Aero Girl's new brush with fame as artist
Rose Wylie has become the latest winner of the John Moores Prize, one of the most prestigious painting awards in the country. Provided to China Daily |
Rose Wiley, 80, wins one of Briton's most prestigious art awards - more than 60 years after she started studying at art school.
As an impoverished art student Rose Wylie posed for a painting to illustrate a nationwide advertising campaign for Aero bars aimed at women, with the slogan that this chocolate was "different".
That was more than 60 years ago, but Ms Wylie has now found fame in her own right. The 80-year-old has become the latest winner of the John Moores Prize, one of the most prestigious painting awards in the country.
With her work recently displayed in galleries in Washington, New York and Amsterdam Ms Wylie is not exactly an overnight sensation. It's unlikely many people beyond the art cognoscenti will have heard of her until today.
But the John Moores Prize, presented to her at the Walker Art Gallery in Liverpool on September 19, has finally established Ms Wylie's place among the pantheon of Britain's leading artists.
She said: "My sort of age group don't think about recognition, we just think about getting on with the work.

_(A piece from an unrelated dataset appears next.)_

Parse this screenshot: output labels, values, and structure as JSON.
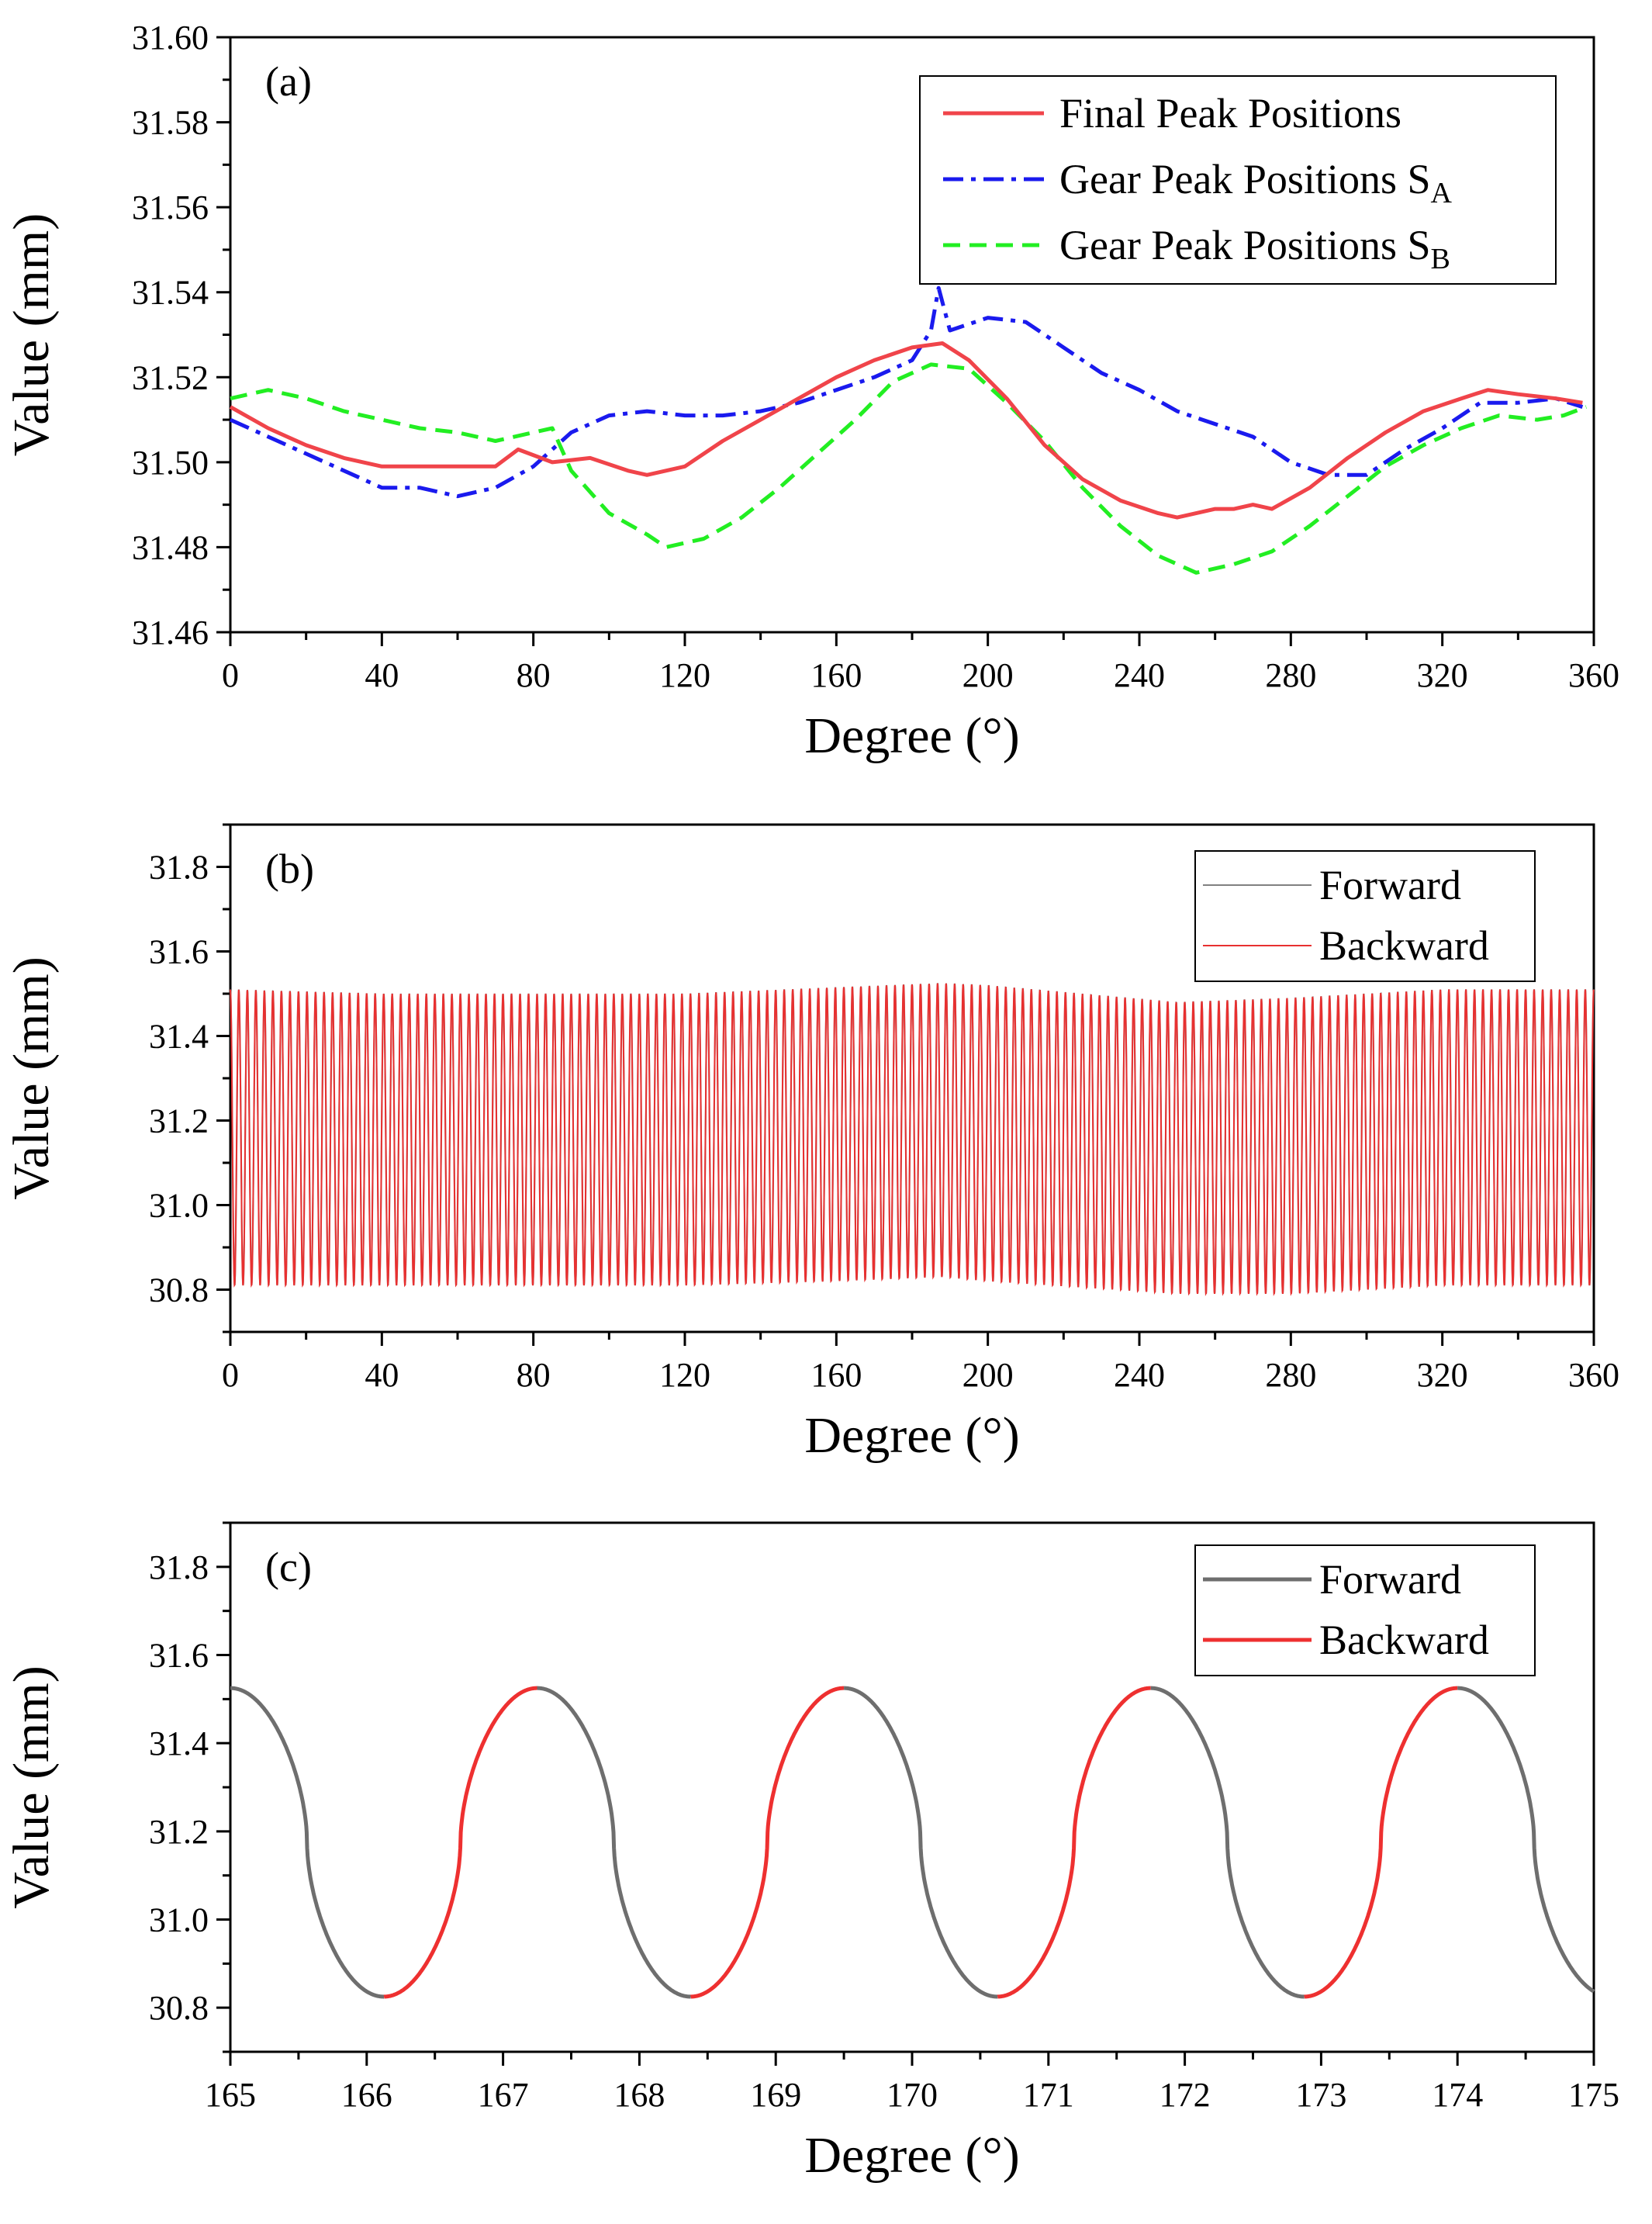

This sudden interest is peculiar and it's certainly unexpected, but it's wonderful."
The prize comes some 60 years after Ms Wylie - who describes herself tongue-in-cheek as "blinking old" - took up her studies at Folkestone and Dover School of Art, where she subsidised her income by working as an artist's model.
The celebrated portrait painter Anthony Devas painted her as one of a series of women for the Aero Girls advertising campaign in the 1950s, and her face appeared on posters, newspaper and television advertisements above the slogan "Different for her, Aero - the milk chocolate that's different!"
The paintings, including the one of Ms Wylie, were only recently rediscovered, gathering dust in boxes of paperwork from the Rowntree chocolate makers, held at the archives of the University of York's Borthwick Institute.
Ms Wylie had almost forgotten the painting, until one of her children told her about a project to track down the models who sat for the series.
She cannot remember how much she was paid for the sitting, but she did not like the result - too 'chocolate box' for her.
Now, of course, Ms Wylie is the one who decides how the subject appears, including Nicole Kidman, the Hollywood superstar, who she painted earlier this year in the guise of a child, after seeing pictures of her at a film premiere.
From the back, Kidman looked as if she didn't have anything on her top half, except for a single black strap. "Only children would dress like that," said Wylie.
She has also painted Chelsea footballer John Terry as King Solomon and her work - described by critics as "exaggeratedly naive" and "quasi-cartoonish" - has something of a following among the A-list.
Puff Daddy, the rapper and music producer, owns a painting by Ms Wylie bought for him by Naomi Campbell in Miami. Another of her paintings shows Richard Branson being interviewed on television, partially hidden by a giant armchair.
Ms Wylie told The Sunday Telegraph she likes to paint the famous because it provides her viewers with a recognisable model.
"When you paint a celebrity people can see how much you've transformed them and how much of their character you've retained or interpreted, in a way that would be harder if it was a member of your family or a friend," she said.
"When I chose to paint John Terry as King Solomon I wanted someone who was instantly recognisable as rich."
After leaving art college Ms Wylie married fellow artist Roy Oxlade, who died in February, aged 85, and gave up painting to raise their family. She picked up her brushes again when she was in her mid-40s and resumed her training, this time at the Royal College of Art, in London.
Four years ago, at the age of 76, Ms Wylie was chosen to represent Britain in the Women to Watch exhibition at the National Museum of Women in the Arts, in Washington DC - for a show exhibiting "up-and-coming artists".
The event, along with a number of other key shows and an interview with Germaine Greer, raised her profile and suddenly she found demand for her paintings.
She said: "It happened when a number of things came together, as is often the case. I'd been painting pretty obsessively for years and there was so much of my work around the house it was getting difficult to know what to do with it.
"Now the process has been reversed and the paintings are going out of the house and it's lovely they are being seen more widely."
The painting for which she won the 25,000 John Moores Prize - whose previous winners include David Hockney and Richard Hamilton - is titled PV Windows and Floorboards and shows figures at a private view in an art gallery.
Ms Wylie says she draws inspiration from the excitement of what she sees around her, whether personal events or in films and newspapers, and says she often tries to draw what would normally be stereotypes from an un-stereotypical viewpoint, something she calls "conceptual projection".
The John Moores Prize, founded in 1957 and part of the Liverpool Biennial arts festival, has no upper age limit, unlike the Turner Prize, which excludes artists over the age of 50.
Sandra Penketh, director of Liverpool's art galleries, said: "Rose's personal story is very exciting. At 80 years old she happens to be double the average age of previous winners.
"Her style is fresh, unpredictable and cutting edge."